Frias was 38, the second youngest of seven children, living with his parents in Hamilton City. His death sent ripples through the master’s of social work (MSW) program, where in just a year he’d established himself as a class leader and a go-to resource.
“It’s a terrible loss,” said Jean Schuldberg, MSW director at Chico State’s School of Social Work. “He was a very dedicated student—a very sincere, open, conscientious, caring person who really valued social justice. His memory is strong in our hearts. He touched so many lives.”
Grossberger, a former Paradise planning commissioner, said she was “devastated” by the loss. “He left a big impression on me,” she said.
Frias was born in Nogales, Ariz., to farmworker parents from Mexico. He had three brothers and three sisters, including his younger sister, Elba Frias-Caro, a nurse at Enloe Medical Center’s rehabilitation clinic. In 1993, he became the first man in his family to graduate from high school, and he went straight to Chico State University.
Two years into college, Frias joined a fraternity. Over the next two years, he entered what Frias-Caro calls his “dark period,” when he began drinking and using drugs. He dropped out of school and spent 10 years mired in addiction; he entered rehab in 2007 and emerged sober and with “a strong vision” of helping others in difficulty.
Frias re-entered Chico State, taking classes while working part time, and graduated in 2011 with a double major of Spanish and sociology. He worked for a year for the Community Action Agency of Butte County at the Esplanade House, which provides transitional housing for homeless families, and was then accepted into Chico State’s MSW program in 2012.

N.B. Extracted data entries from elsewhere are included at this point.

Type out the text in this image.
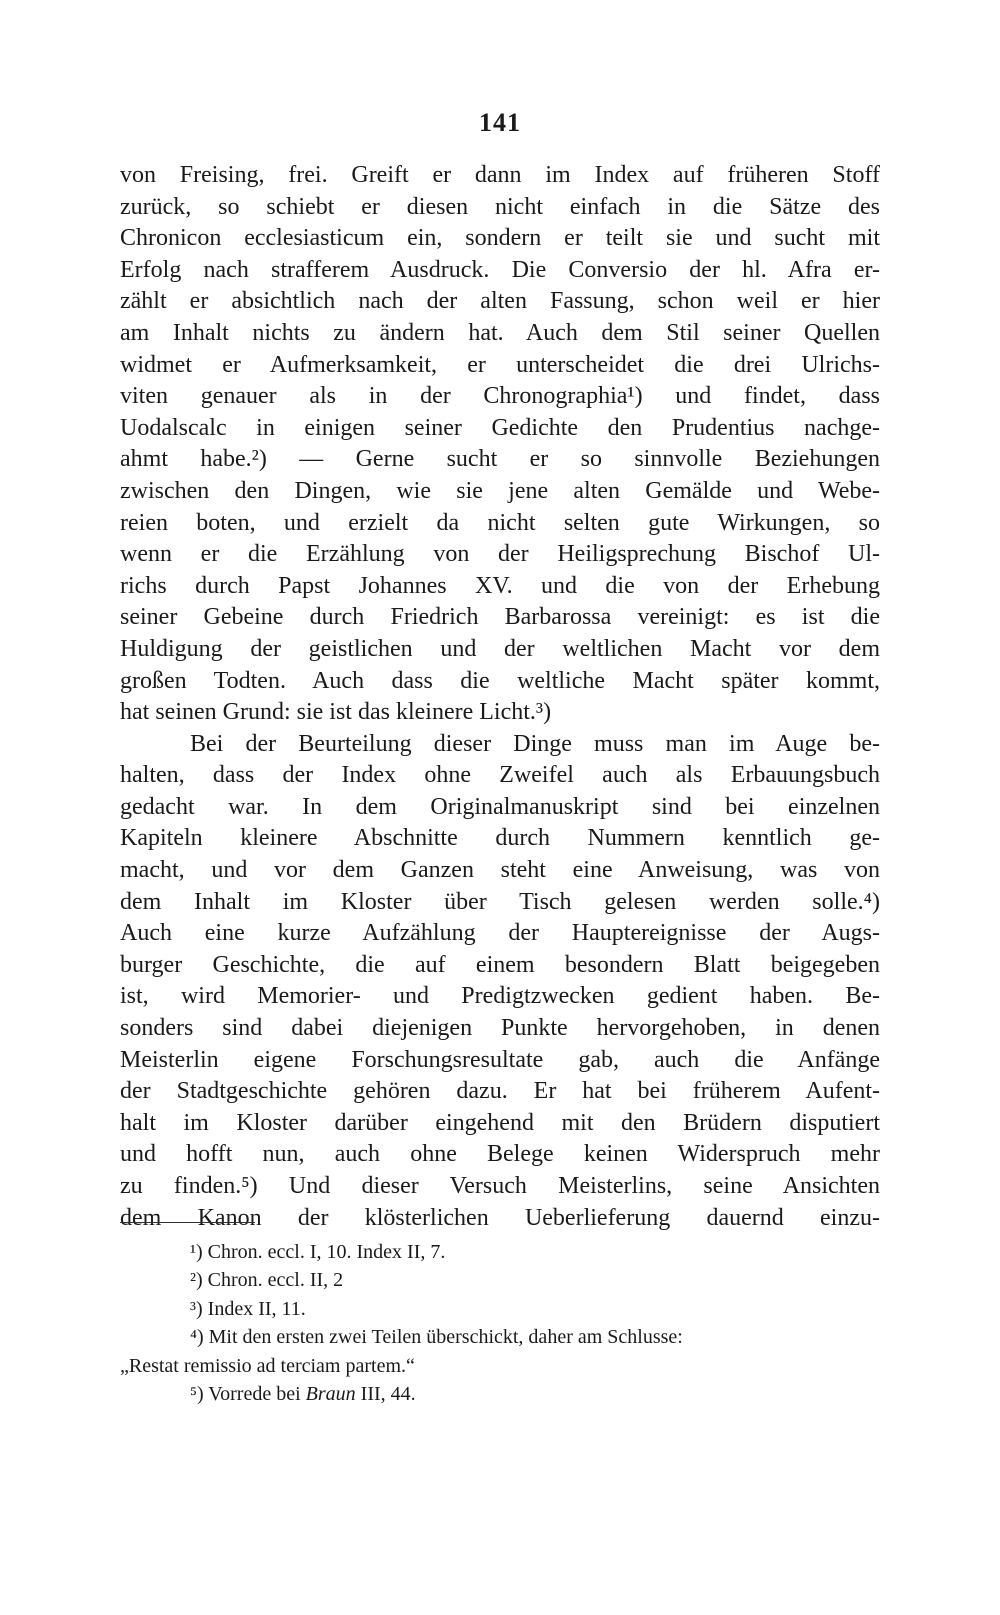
141
von Freising, frei. Greift er dann im Index auf früheren Stoff
zurück, so schiebt er diesen nicht einfach in die Sätze des
Chronicon ecclesiasticum ein, sondern er teilt sie und sucht mit
Erfolg nach strafferem Ausdruck. Die Conversio der hl. Afra er-
zählt er absichtlich nach der alten Fassung, schon weil er hier
am Inhalt nichts zu ändern hat. Auch dem Stil seiner Quellen
widmet er Aufmerksamkeit, er unterscheidet die drei Ulrichs-
viten genauer als in der Chronographia¹) und findet, dass
Uodalscalc in einigen seiner Gedichte den Prudentius nachge-
ahmt habe.²) — Gerne sucht er so sinnvolle Beziehungen
zwischen den Dingen, wie sie jene alten Gemälde und Webe-
reien boten, und erzielt da nicht selten gute Wirkungen, so
wenn er die Erzählung von der Heiligsprechung Bischof Ul-
richs durch Papst Johannes XV. und die von der Erhebung
seiner Gebeine durch Friedrich Barbarossa vereinigt: es ist die
Huldigung der geistlichen und der weltlichen Macht vor dem
großen Todten. Auch dass die weltliche Macht später kommt,
hat seinen Grund: sie ist das kleinere Licht.³)
Bei der Beurteilung dieser Dinge muss man im Auge be-
halten, dass der Index ohne Zweifel auch als Erbauungsbuch
gedacht war. In dem Originalmanuskript sind bei einzelnen
Kapiteln kleinere Abschnitte durch Nummern kenntlich ge-
macht, und vor dem Ganzen steht eine Anweisung, was von
dem Inhalt im Kloster über Tisch gelesen werden solle.⁴)
Auch eine kurze Aufzählung der Hauptereignisse der Augs-
burger Geschichte, die auf einem besondern Blatt beigegeben
ist, wird Memorier- und Predigtzwecken gedient haben. Be-
sonders sind dabei diejenigen Punkte hervorgehoben, in denen
Meisterlin eigene Forschungsresultate gab, auch die Anfänge
der Stadtgeschichte gehören dazu. Er hat bei früherem Aufent-
halt im Kloster darüber eingehend mit den Brüdern disputiert
und hofft nun, auch ohne Belege keinen Widerspruch mehr
zu finden.⁵) Und dieser Versuch Meisterlins, seine Ansichten
dem Kanon der klösterlichen Ueberlieferung dauernd einzu-
¹) Chron. eccl. I, 10. Index II, 7.
²) Chron. eccl. II, 2
³) Index II, 11.
⁴) Mit den ersten zwei Teilen überschickt, daher am Schlusse:
„Restat remissio ad terciam partem.“
⁵) Vorrede bei Braun III, 44.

All the while, he traveled around the region as a speaker for Narcotics Anonymous, hoping to set a positive example.
“He always encouraged other individuals to go for their goals and their dreams,” Frias-Caro said. “He’d say, ‘If I can do it, you can do it.’ He’d share his story anywhere he was invited. He wanted to show it was possible to have a dark background and actually be part of society [as] a re-entry individual.”
At a celebration of life for Frias, Grossberger was introduced to Frias-Caro. Both had separately planned to establish scholarships in his honor; after meeting, they decided to merge their efforts.
The result is the Froilan Frias Master of Social Work Memorial Scholarship. By the end of the year—or more preferably, Nov. 26, his birthday—they’re hoping to build a $10,000 endowment that would generate at least $400 a year to help a graduate student in social work. They’re already more than halfway there, bolstered by a $5,000 gift from Grossberger and her husband after the sale of their Toyota 4Runner.
“I just felt that if he couldn’t live, his name could,” Grossberger said.
“I’m very thankful,” Frias-Caro said of Grossberger’s generosity. “I know that if I continue to push to help keep his memory alive … it will help me to heal and make sure I’m helping individuals [as] I know my brother would like. My brother was a man of service.
“I hope the community can help us make this come true.”
Both Frias-Caro and Grossberger believe the scholarship could help people like Frias: re-entry students, bilingual in English and Spanish, who have faced addiction or another major setback. Male students would be all the better, since women comprise more than 80 percent of all social workers, and male Latino social workers are particularly rare.
Had Frias graduated and entered social work, Schuldberg, the MSW director, said, “He could have made a big impact.”
His family and friends believe he still will through the scholarship endowment, which they hope will pay dividends for years, if not decades.
“To see more Latino men become social workers would really improve the services the social-work field can provide to the citizens of California,” Grossberger said. “The more Latino males we can empower to become graduate students, the better off all of us will be.”